I have had a lot of long conversations with her about this whole process, and today she shared with me that they had a blow up of emotions on Saturday. She had thought he was doing really well, had gotten through the worst, blah blah...we had a long talk today about the short and long term effects this would have on him personally and professionally, as well as the impact this could have on their relationship. She is 25 and he is 27; this was his first job out of college. They are recently married (September) and are still adjusting to life as a married couple. She left public accounting (a very hard life these days) and went through a job change 2 months before they were married - suffice to say, they have been through a lot in the last 9 months.

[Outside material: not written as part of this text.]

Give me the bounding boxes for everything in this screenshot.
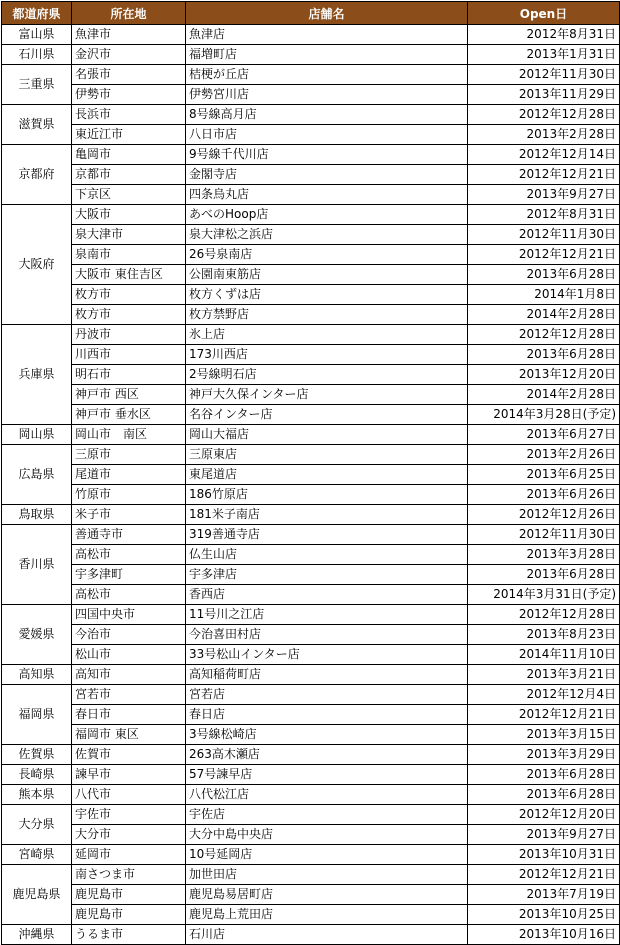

In talking with Jaclyn about everything that was going on, I was surprised to find myself as emotional as I did during the conversation. I told Jaclyn that even though I had found a great job and was very happy and knew in all reality my job was safe, there was still that part of me that would never really be 100% secure in a job again. I also told her not to underestimate the power of personalizing this (which he seems to be doing), as I did the very same thing. As we talked through all this stuff, I realized that while my climbing legs to scale the brick walls of life's little challenges were still in good shape, there is a part of me that is still very fragile as a result of this experience. I feel as though I have to prove my worth not only to those I work for and with, but to myself as well; rest assured, the former does not hold a candle to the latter. :)
I am sure over time this too shall pass, but today showed me that maybe I was not as far along in the process as I thought I might be. My job was one of the primary things in my life I knew I was good at; the layoff caused me not only to question myself professionally, but spilled over into every other part of my life as well, despite my greatest efforts. The support of my family and friends has been nothing short of spectacular, but ultimately, the road of regaining my confidence is a road I have to travel on my own. I don't have a destination or an arrival date, but I hope I will know it when I get there...and hope that it comes sooner rather than later.
Meanwhile, please pray to the job gods for Jaclyn's husband. The job gods descended on me pretty quickly, so hopefully a similar prayer chain will do the same for him.